By Cybele Mayes-Osterman USA TODAY

WASHINGTON – The $130 million that a wealthy donor gave to President Donald Trump to pay troops’ salaries amid the government shutdown is enough to cover them for seven hours of work.

The hours are ticking down to Oct. 31, when members of the military are expecting their next paycheck. The government has yet to announce how it will fund their salaries.

Axios reported Oct. 29 that the Pentagon had scraped together around $5.3 billion to pay troops from other Defense Department funds.

Vice President JD Vance said on Oct. 28 that “we believe” some troops, but not all, would be paid.

“Unfortunately, we’re not going to be able to pay everybody, because we’ve been handed a very bad hand by the Democrats,” he said.

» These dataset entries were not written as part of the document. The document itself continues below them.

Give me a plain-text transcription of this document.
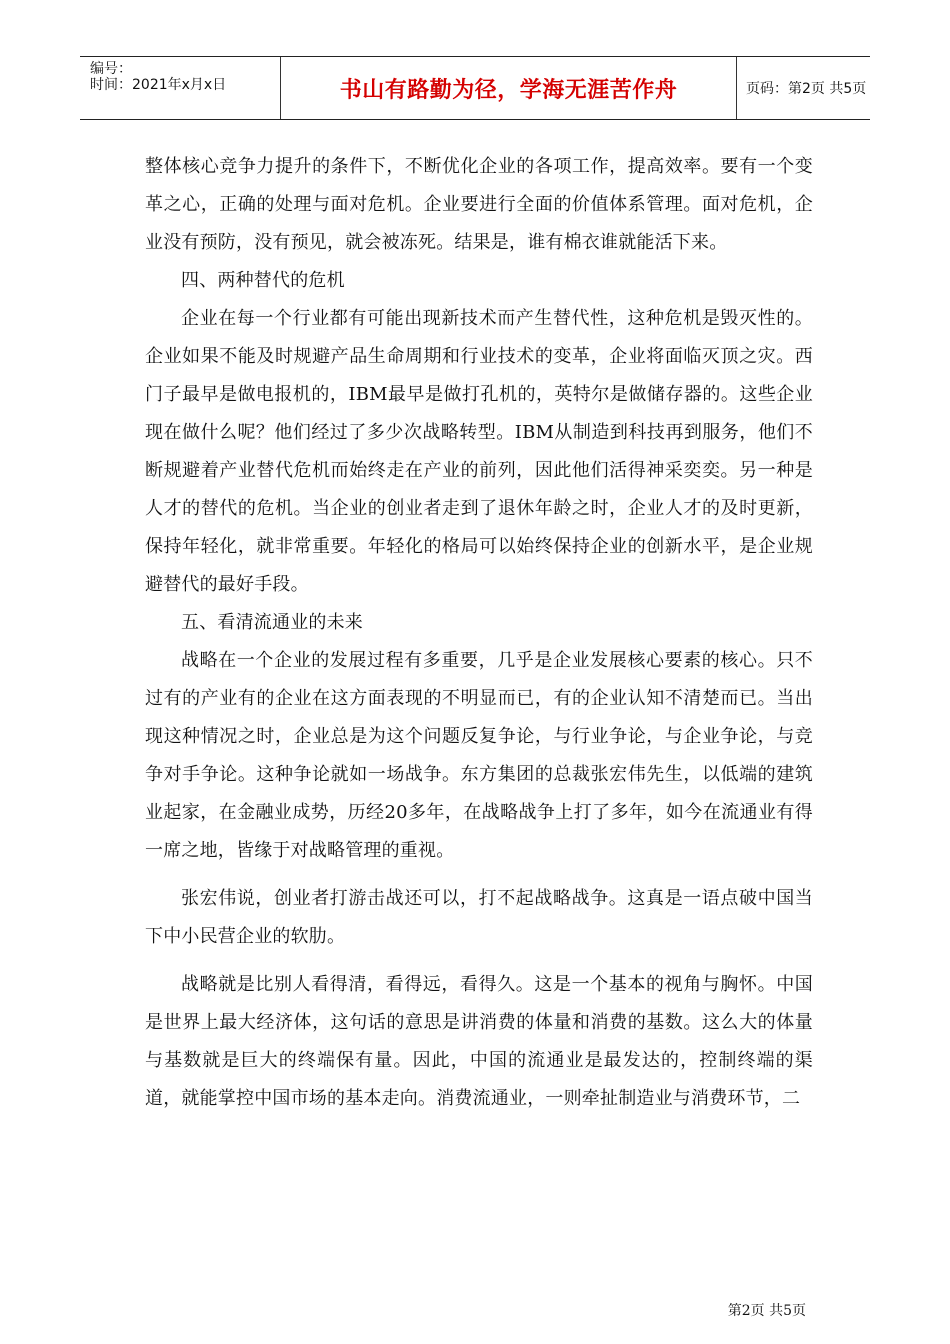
编号：
时间：2021年x月x日	书山有路勤为径，学海无涯苦作舟	页码：第2页 共5页

整体核心竞争力提升的条件下，不断优化企业的各项工作，提高效率。要有一个变革之心，正确的处理与面对危机。企业要进行全面的价值体系管理。面对危机，企业没有预防，没有预见，就会被冻死。结果是，谁有棉衣谁就能活下来。

四、两种替代的危机

企业在每一个行业都有可能出现新技术而产生替代性，这种危机是毁灭性的。企业如果不能及时规避产品生命周期和行业技术的变革，企业将面临灭顶之灾。西门子最早是做电报机的，IBM最早是做打孔机的，英特尔是做储存器的。这些企业现在做什么呢？他们经过了多少次战略转型。IBM从制造到科技再到服务，他们不断规避着产业替代危机而始终走在产业的前列，因此他们活得神采奕奕。另一种是人才的替代的危机。当企业的创业者走到了退休年龄之时，企业人才的及时更新，保持年轻化，就非常重要。年轻化的格局可以始终保持企业的创新水平，是企业规避替代的最好手段。

五、看清流通业的未来

战略在一个企业的发展过程有多重要，几乎是企业发展核心要素的核心。只不过有的产业有的企业在这方面表现的不明显而已，有的企业认知不清楚而已。当出现这种情况之时，企业总是为这个问题反复争论，与行业争论，与企业争论，与竞争对手争论。这种争论就如一场战争。东方集团的总裁张宏伟先生，以低端的建筑业起家，在金融业成势，历经20多年，在战略战争上打了多年，如今在流通业有得一席之地，皆缘于对战略管理的重视。

张宏伟说，创业者打游击战还可以，打不起战略战争。这真是一语点破中国当下中小民营企业的软肋。

战略就是比别人看得清，看得远，看得久。这是一个基本的视角与胸怀。中国是世界上最大经济体，这句话的意思是讲消费的体量和消费的基数。这么大的体量与基数就是巨大的终端保有量。因此，中国的流通业是最发达的，控制终端的渠道，就能掌控中国市场的基本走向。消费流通业，一则牵扯制造业与消费环节，二

第2页 共5页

Federal coffers have been frozen for nearly a month, since Democrats on Oct. 1 refused to vote in favor of Trump’s spending priorities, sending the government into a shutdown.

More than 700,000 government workers are furloughed and barred from working. Employees deemed essential for national security, including Defense Department employees who are not in the military, are required to continue working without pay.

The Defense Department did not share details about how it would move funds to pay troops and referred USA TODAY to the Office of Management and Budget.

“President Trump is continuing to make good on his promise to take care of the troops despite the fact Democrats have shut down the government and are fine with our bravest men and women getting no pay,” it said in a statement.

A $130 million donation

Trump told reporters on Oct. 23 that “a friend of mine” had offered to cover “any shortfall you have with the military.”

“Today, he sent us a check for $130 million,” Trump added.

The donor was later revealed by the New York Times to be Timothy Mellon, a reclusive billionaire who gave at least $150 million to Trump’s presidential campaign, according to public records.

Trump donor’s gift amounts to $100 for each servicemember

Those funds would be a tiny fraction of a week’s pay for each recipient.

During the last completed pay period, around $6.5 billion covered the cost of paying active duty troops, according to Todd Harrison, a Pentagon budget expert and senior fellow at the American Enterprise Institute.

Relative to that amount, Mellon’s gift would have covered payroll for less than seven hours. Evenly distributed to the nearly 1.3 million active-duty members of the military, it would amount to around $100 each.

The Pentagon requested $194.7 billion to pay troops for the entirety of 2026, which breaks down to about $8 billion per bimonthly paycheck.

Servicemembers’ last paycheck came through on Oct. 15 after Trump ordered Defense Secretary Pete Hegseth to move $8 billion of military funding to pay troops. The Pentagon pulled the money from its research and development funds.

Around $1.5 billion of that money is left over, by Harrison’s calculations.

Now that the precedent has been set, the Pentagon should be able to move other untapped funds to make payroll, he said. “They have more than enough money to keep doing that for months.”

During the last government shutdown, which began in late 2018, Congress passed a bill to get troops the money they were due. Lawmakers voted down a similar measure on Oct. 23.

Skipping the appropriations process

Defense Department spokesperson Sean Parnell said the donation was accepted under the department’s “general gift acceptance authority.”

Experts say that’s not how it works – and that such a donation would be the first of its kind.

Donations to the government are accepted into the Treasury Department – which holds the government’s cash – and then disbursed based on congressional appropriations – rules set by Congress about how they can be distributed – just like other federal funds.

“Any money donated to the federal government goes into the Treasury. That doesn’t mean that an agency has the authority to take it out,” said Philip Candreva, a professor of national security policy and budgeting at Duke University.

“If there’s not an appropriation, you can’t pull that out of the Treasury.”

Normally, there would be consequences for such a move. Candreva said the department’s comptroller could issue a report on a violation of spending rules.

But, like other precedent-breaking moves by the Trump administration, using this money would have little punitive impact on a president or agency head like Hegseth.